Für Kinder und Jugendliche von Asylsuchenden, die einen Asylantrag gestellt haben, beginnt die Schulpflicht in Nordrhein-Westfalen und damit der Zugang zu Regelschulen nach den Best­immungen des Schulgesetzes NRW, sobald sie einer Gemeinde zugewiesen sind. Mit der Einrichtung eines schulnahen Bildungsangebots in den Zentralen Unterbringungseinrichtun­gen des Landes erhalten auch die Kinder und Jugendlichen von Asylsuchenden in Nordrhein-Westfalen, die in den Zentralen Unterbringungseinrichtungen untergebracht sind, unabhängig von ihrer Bleibeperspektive unmittelbar nach Ankunft in Deutschland einen auf deren beson­dere Bedürfnisse angepassten Zugang zum Bildungssystem.

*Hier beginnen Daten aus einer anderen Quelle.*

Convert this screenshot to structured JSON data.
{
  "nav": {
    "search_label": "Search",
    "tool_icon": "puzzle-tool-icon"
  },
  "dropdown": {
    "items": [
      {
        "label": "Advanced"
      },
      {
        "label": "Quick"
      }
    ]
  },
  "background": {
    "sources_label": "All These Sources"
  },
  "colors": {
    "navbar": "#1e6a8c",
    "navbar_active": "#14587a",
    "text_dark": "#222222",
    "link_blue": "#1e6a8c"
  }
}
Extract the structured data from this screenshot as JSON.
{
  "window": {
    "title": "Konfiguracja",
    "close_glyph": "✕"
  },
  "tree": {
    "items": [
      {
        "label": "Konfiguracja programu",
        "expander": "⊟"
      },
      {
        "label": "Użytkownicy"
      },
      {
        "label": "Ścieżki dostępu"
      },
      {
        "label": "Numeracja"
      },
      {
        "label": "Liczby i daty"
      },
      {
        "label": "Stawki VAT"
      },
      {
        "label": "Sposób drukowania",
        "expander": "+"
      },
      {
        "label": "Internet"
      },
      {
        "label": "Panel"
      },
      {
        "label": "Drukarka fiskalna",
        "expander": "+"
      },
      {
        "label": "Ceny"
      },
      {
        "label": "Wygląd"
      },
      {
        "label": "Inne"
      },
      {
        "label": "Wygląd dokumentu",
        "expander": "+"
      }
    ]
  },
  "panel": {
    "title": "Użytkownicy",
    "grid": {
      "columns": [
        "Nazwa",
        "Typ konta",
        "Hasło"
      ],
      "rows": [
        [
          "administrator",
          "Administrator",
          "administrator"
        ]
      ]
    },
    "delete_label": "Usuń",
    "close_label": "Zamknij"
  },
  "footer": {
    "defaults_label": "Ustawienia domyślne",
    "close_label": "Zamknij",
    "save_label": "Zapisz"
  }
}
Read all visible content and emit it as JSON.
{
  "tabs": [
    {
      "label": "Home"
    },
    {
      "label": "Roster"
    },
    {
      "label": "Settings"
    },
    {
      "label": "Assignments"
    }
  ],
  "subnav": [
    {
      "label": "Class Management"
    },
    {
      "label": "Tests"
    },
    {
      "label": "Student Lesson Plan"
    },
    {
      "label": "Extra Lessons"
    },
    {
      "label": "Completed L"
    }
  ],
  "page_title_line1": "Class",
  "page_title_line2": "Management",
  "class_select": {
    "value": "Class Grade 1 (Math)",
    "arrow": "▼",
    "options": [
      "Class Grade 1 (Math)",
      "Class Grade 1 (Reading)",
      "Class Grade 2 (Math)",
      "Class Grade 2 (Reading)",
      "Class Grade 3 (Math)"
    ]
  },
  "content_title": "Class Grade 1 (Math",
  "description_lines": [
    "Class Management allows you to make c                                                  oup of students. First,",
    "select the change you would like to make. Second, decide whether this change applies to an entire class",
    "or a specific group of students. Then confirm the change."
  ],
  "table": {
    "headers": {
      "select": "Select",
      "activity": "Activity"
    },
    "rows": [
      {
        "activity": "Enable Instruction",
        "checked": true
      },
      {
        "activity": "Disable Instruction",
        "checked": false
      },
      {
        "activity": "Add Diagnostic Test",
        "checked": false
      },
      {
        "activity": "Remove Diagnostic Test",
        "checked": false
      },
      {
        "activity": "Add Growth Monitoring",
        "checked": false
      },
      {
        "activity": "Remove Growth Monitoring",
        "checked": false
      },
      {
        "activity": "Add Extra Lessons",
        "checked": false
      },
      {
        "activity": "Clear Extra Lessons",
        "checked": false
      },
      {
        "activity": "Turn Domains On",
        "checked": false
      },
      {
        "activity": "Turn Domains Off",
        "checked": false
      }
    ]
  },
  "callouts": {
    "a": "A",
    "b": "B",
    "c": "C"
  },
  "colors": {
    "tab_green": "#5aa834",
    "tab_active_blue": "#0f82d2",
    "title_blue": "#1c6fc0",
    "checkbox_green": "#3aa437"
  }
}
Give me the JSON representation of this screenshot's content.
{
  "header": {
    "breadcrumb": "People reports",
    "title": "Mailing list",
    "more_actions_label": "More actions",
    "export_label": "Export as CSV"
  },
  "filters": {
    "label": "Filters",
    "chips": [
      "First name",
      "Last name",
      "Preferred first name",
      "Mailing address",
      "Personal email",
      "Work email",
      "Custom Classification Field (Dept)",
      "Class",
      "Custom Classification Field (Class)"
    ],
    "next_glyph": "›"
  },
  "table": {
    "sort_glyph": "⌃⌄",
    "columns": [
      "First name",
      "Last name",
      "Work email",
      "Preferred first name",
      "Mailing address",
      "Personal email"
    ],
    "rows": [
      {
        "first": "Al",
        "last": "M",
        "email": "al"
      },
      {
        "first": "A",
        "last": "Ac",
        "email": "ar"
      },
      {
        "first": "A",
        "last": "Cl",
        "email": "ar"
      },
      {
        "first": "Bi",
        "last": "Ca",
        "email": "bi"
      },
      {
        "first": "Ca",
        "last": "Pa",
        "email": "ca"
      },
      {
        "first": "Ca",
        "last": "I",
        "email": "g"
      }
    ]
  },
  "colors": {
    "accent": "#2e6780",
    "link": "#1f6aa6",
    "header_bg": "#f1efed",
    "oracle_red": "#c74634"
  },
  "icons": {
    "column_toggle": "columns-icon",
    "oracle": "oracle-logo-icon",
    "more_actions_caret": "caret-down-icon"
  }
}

Damit kommt das Land dem Recht auf Bildung dieser Kinder und somit Artikel 28 der UN-Kinderrechtskonvention für den begrenzten Zeitraum des Aufenthalts in den Zentralen Unterbringungseinrichtungen nach. Die Zuweisung von Familien mit schulpflichtigen Kindern und Jugendlichen in die Gemeinden er­folgt in der Regel nach sechs Monaten. Diese Zusammenhänge und Erwägungen sollen durch die Änderung des Absatzes verdeutlicht werden.

Zu Nummer 7.

Die Förderung des gesellschaftlichen Engagements von Muslimen und Aleviten mit der zu diesem Zweck eingerichteten Koordinierungsstelle und die Neuausrichtung des Dialogs mit den islamischen Verbänden sollen gesellschaftlicher Diskriminierung und antimuslimischem Rassismus entgegenwirken sowie zur besseren Partizipation von Muslimen und Aleviten bei­tragen und den gesellschaftlichen Zusammenhalt stärken. Eine besondere Förderung dieser Personengruppen und deren Verankerung im Gesetz ist aus diesen Erwägungen gerechtfer­tigt. Die religiös-weltanschauliche Neutralität des Landes wird dabei gewahrt, da es sich nicht um Religionsausübung bzw. religionsbezogene Inhalte handelt und dieser Bereich des gesell­schaftlichen Engagements bislang nicht wie bei christlichen oder jüdischen Verbänden wohl-fahrtlich organisiert ist und daher nicht unmittelbar über Absatz 1 gefördert werden kann. Die Vielfalt religiöser Herkünfte ist aber auch durch die Einwanderung seit 2015 gestiegen. Um diese Entwicklung zu berücksichtigen, vergleichbare Formen gesellschaftlichen Engagements von Vereinen, Verbänden und Initiativen mit religiöser Prägung bzw. Werteorientierung einzu­beziehen und eine Einengung nur auf Muslime und Aleviten zu vermeiden, soll eine offenere Formulierung gewählt werden.